37. POST BALANCE SHEET EVENTS
There are no post balance sheet events to report.
48
DENSTONE COLLEGE LIMITED
NOTES TO THE FINANCIAL STATEMENTS YEAR ENDED 31ST AUGUST 2023
38. ACCOUNTING ESTIMATES AND JUDGEMENTS
In preparing the financial statements, the Directors are required to make estimates and judgements. The matters detailed below are considered to be the most important in understanding the judgements that are involved in preparing the financial statements and the uncertainties that could impact the amounts reported in the results of operations, financial position and cashflows. Accounting policies are shown at note 1 to the financial statements.
Pension Scheme Deficit Reduction Payments
As explained at note 28, there is a deficit reduction plan in place in respect of Denstone College’s membership of the Pension Trust’s Growth Plan. FRS 102 requires a liability to be recognised in respect of the present value of future contributions payable under the terms of the deficit recovery plan. The incorporation of this liability in the financial statements involves the exercise of judgement in a number of areas, including the selection of an appropriate discount rate.
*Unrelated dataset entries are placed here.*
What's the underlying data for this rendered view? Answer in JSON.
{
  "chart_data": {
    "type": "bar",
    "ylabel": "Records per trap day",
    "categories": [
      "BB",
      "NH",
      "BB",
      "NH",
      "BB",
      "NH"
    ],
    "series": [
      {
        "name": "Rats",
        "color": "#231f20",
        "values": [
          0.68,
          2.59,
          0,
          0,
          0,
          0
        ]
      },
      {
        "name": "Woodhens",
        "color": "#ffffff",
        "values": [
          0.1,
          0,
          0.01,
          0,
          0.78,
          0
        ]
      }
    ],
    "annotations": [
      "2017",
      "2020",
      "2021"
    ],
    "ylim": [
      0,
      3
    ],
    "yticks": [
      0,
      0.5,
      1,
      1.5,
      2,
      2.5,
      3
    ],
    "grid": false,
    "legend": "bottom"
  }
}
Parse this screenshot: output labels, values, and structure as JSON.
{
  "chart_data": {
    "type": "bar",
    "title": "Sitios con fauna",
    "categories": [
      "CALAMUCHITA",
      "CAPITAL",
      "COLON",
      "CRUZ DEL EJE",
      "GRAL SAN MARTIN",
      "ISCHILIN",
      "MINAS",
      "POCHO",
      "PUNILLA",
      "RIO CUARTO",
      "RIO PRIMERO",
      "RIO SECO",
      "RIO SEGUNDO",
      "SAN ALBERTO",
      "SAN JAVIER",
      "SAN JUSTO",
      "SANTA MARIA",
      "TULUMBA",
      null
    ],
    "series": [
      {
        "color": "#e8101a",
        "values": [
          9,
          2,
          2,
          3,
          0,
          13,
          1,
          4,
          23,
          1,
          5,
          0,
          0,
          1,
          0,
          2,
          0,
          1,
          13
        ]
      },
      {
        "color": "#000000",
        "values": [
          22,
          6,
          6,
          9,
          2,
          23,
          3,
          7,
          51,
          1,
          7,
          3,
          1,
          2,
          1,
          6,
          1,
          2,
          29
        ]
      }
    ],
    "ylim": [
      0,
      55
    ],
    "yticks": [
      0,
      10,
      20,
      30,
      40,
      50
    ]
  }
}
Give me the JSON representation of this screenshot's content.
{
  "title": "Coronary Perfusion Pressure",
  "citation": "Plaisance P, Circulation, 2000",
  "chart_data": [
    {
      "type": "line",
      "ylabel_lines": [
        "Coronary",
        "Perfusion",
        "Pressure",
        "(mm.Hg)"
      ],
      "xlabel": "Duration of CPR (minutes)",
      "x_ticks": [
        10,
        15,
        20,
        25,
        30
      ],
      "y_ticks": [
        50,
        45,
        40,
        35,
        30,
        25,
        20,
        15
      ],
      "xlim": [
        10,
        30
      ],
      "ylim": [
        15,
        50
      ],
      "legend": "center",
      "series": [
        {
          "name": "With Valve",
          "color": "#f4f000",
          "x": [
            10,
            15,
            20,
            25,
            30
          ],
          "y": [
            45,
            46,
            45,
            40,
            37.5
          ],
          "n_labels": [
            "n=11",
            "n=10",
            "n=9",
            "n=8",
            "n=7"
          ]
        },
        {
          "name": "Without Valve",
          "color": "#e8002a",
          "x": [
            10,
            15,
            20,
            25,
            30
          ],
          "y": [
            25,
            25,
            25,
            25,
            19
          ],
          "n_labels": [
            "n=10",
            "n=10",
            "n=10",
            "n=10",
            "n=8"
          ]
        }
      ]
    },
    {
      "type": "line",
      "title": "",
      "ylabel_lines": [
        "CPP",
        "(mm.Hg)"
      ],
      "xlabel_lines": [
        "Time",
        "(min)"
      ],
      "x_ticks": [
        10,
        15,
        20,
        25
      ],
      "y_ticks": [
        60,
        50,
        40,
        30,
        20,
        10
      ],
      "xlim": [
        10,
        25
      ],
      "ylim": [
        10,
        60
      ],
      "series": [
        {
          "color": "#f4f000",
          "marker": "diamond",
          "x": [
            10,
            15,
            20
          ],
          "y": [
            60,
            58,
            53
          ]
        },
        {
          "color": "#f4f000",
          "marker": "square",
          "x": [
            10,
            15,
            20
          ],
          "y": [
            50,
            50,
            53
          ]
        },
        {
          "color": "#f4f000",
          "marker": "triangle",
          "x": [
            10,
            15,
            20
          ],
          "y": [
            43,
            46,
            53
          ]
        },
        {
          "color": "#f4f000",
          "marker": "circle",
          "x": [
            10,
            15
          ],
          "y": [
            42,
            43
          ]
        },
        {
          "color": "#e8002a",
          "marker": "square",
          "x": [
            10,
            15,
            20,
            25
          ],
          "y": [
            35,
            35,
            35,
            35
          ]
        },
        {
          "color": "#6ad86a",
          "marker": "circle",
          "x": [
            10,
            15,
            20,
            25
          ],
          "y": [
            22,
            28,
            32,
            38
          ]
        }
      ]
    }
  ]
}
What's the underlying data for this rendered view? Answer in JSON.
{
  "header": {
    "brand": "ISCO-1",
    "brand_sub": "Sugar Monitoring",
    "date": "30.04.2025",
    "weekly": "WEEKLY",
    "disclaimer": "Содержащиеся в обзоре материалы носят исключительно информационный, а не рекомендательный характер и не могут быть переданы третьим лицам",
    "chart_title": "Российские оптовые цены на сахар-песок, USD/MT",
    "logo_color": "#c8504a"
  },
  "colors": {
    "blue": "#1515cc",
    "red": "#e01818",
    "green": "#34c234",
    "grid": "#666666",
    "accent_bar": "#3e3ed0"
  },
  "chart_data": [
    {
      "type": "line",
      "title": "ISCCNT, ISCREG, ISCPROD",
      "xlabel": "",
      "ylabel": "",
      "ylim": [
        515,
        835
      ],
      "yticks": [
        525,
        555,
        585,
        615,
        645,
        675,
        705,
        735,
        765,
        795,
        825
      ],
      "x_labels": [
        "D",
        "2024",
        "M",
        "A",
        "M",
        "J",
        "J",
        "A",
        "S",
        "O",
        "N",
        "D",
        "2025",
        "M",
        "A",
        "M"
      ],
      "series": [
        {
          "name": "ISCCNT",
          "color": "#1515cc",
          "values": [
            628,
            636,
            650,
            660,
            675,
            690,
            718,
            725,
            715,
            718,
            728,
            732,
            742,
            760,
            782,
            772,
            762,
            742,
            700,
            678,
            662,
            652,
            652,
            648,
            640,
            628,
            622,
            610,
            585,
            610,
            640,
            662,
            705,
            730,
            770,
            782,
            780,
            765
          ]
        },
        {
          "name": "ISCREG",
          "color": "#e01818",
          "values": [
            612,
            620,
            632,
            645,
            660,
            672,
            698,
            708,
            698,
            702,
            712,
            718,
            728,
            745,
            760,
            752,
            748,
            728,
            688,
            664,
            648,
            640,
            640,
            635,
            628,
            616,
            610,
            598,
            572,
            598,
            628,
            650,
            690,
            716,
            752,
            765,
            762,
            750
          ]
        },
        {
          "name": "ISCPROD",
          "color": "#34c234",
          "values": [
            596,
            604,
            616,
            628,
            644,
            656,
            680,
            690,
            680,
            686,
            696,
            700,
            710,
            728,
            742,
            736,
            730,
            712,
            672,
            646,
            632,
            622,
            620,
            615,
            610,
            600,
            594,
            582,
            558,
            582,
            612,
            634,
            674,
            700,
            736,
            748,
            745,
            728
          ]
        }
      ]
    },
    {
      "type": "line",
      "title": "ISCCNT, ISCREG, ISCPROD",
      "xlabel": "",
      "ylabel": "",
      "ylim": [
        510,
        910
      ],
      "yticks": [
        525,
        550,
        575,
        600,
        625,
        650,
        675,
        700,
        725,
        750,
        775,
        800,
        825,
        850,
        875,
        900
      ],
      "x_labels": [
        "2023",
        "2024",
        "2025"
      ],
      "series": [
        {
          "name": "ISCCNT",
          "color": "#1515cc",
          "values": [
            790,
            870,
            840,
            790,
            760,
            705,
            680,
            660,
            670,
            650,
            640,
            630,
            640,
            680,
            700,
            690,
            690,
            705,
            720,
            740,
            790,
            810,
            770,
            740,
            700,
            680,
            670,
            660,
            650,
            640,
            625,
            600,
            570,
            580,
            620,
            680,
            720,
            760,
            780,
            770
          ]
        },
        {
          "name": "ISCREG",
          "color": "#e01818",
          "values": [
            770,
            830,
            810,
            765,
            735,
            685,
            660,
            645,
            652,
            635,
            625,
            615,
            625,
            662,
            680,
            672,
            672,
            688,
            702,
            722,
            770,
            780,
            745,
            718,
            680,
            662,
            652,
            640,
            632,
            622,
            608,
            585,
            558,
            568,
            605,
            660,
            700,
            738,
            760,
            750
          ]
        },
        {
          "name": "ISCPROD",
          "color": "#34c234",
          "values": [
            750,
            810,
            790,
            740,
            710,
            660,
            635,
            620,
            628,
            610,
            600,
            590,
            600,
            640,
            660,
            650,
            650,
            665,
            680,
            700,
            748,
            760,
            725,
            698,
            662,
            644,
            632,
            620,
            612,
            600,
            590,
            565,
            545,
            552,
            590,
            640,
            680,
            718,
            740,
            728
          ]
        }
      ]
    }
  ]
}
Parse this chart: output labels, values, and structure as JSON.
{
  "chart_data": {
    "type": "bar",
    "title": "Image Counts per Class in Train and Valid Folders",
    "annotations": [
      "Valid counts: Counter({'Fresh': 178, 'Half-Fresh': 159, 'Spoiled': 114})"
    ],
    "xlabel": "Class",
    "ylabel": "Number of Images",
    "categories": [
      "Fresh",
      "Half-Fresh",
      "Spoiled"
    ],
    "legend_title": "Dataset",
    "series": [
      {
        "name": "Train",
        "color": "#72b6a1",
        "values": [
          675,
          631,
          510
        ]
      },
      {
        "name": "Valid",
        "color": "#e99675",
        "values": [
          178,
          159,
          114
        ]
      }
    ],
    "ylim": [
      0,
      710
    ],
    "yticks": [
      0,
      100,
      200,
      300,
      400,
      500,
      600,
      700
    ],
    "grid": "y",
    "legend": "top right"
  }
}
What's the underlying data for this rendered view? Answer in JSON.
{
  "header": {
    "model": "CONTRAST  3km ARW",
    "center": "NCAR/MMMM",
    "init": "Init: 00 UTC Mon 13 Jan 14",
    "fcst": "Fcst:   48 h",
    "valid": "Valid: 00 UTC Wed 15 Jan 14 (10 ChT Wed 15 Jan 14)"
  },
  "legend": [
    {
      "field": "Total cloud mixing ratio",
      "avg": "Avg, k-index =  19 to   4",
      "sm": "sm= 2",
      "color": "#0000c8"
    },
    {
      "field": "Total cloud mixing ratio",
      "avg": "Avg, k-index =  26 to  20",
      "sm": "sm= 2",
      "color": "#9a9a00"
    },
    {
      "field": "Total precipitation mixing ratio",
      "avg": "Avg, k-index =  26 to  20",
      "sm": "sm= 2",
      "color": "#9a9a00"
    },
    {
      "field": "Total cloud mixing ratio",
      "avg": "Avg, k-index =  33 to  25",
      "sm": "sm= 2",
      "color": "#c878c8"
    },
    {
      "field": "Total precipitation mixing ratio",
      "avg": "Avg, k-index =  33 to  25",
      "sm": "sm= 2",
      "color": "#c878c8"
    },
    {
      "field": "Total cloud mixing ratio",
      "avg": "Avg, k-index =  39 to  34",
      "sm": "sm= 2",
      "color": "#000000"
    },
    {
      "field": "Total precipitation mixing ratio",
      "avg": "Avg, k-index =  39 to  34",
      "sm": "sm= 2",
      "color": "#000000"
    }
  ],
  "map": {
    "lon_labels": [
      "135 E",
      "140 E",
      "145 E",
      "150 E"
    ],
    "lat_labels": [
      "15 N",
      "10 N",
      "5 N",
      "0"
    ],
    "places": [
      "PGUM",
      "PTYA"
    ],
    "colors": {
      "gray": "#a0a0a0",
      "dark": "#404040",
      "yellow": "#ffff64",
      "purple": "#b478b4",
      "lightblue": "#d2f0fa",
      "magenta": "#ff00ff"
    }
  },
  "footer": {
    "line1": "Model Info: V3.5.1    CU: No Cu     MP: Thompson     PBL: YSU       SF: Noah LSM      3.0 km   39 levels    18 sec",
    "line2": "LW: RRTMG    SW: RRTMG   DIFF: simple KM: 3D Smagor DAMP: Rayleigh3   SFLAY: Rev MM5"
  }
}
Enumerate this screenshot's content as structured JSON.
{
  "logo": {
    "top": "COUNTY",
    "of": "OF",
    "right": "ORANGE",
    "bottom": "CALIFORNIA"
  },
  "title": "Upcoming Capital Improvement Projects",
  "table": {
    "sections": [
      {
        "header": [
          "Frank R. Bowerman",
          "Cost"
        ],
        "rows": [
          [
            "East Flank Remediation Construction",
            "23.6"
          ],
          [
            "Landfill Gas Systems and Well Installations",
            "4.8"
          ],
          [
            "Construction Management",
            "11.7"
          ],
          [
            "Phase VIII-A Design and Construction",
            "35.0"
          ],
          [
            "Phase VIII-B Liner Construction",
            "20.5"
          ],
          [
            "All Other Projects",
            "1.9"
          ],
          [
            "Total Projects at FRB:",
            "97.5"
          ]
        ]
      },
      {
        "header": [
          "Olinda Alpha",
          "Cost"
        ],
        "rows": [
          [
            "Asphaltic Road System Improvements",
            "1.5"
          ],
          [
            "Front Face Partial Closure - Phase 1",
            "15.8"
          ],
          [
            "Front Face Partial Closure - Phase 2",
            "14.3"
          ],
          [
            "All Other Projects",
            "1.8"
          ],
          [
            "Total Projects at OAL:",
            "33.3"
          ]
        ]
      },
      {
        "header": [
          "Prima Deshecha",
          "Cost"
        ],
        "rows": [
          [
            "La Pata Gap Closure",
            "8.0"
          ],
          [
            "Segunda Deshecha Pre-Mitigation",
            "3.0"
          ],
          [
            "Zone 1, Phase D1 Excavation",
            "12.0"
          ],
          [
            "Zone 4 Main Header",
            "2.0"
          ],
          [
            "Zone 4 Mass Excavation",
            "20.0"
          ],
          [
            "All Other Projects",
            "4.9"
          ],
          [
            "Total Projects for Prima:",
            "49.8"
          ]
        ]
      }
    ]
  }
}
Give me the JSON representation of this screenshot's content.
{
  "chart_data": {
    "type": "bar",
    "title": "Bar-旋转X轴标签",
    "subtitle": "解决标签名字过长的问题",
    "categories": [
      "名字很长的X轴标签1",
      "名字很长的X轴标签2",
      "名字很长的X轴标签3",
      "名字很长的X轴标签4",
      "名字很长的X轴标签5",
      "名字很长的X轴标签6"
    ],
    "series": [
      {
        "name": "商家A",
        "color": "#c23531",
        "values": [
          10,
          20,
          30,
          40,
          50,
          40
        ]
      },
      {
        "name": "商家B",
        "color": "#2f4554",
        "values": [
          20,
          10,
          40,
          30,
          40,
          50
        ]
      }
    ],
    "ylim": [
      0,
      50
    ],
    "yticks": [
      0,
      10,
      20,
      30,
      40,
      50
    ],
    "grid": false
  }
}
Pension Scheme Contingent Liability
As explained at note 28, there is a contingent liability in the event that Denstone College were to withdraw its membership of the Pension Trust’s Growth Plan. The independent qualified actuaries advising the Pensions Trust in respect of the contingent withdrawal liability exercise significant judgement in determining the amount of that liability. Judgement is exercised in a number of areas, including future changes in salaries and inflation, mortality rates and the selection of appropriate discount rates.
Provision for Bad Debts
Debts are considered for provision if not recovered within one term. Estimating amounts to provide against recovery of debts is a matter of judgement.
Depreciation, Impairment and Residual Values of Fixed Assets
Judgement is exercised in estimating the residual values of fixed assets, the selection of appropriate rates for depreciation, and for matters of impairment.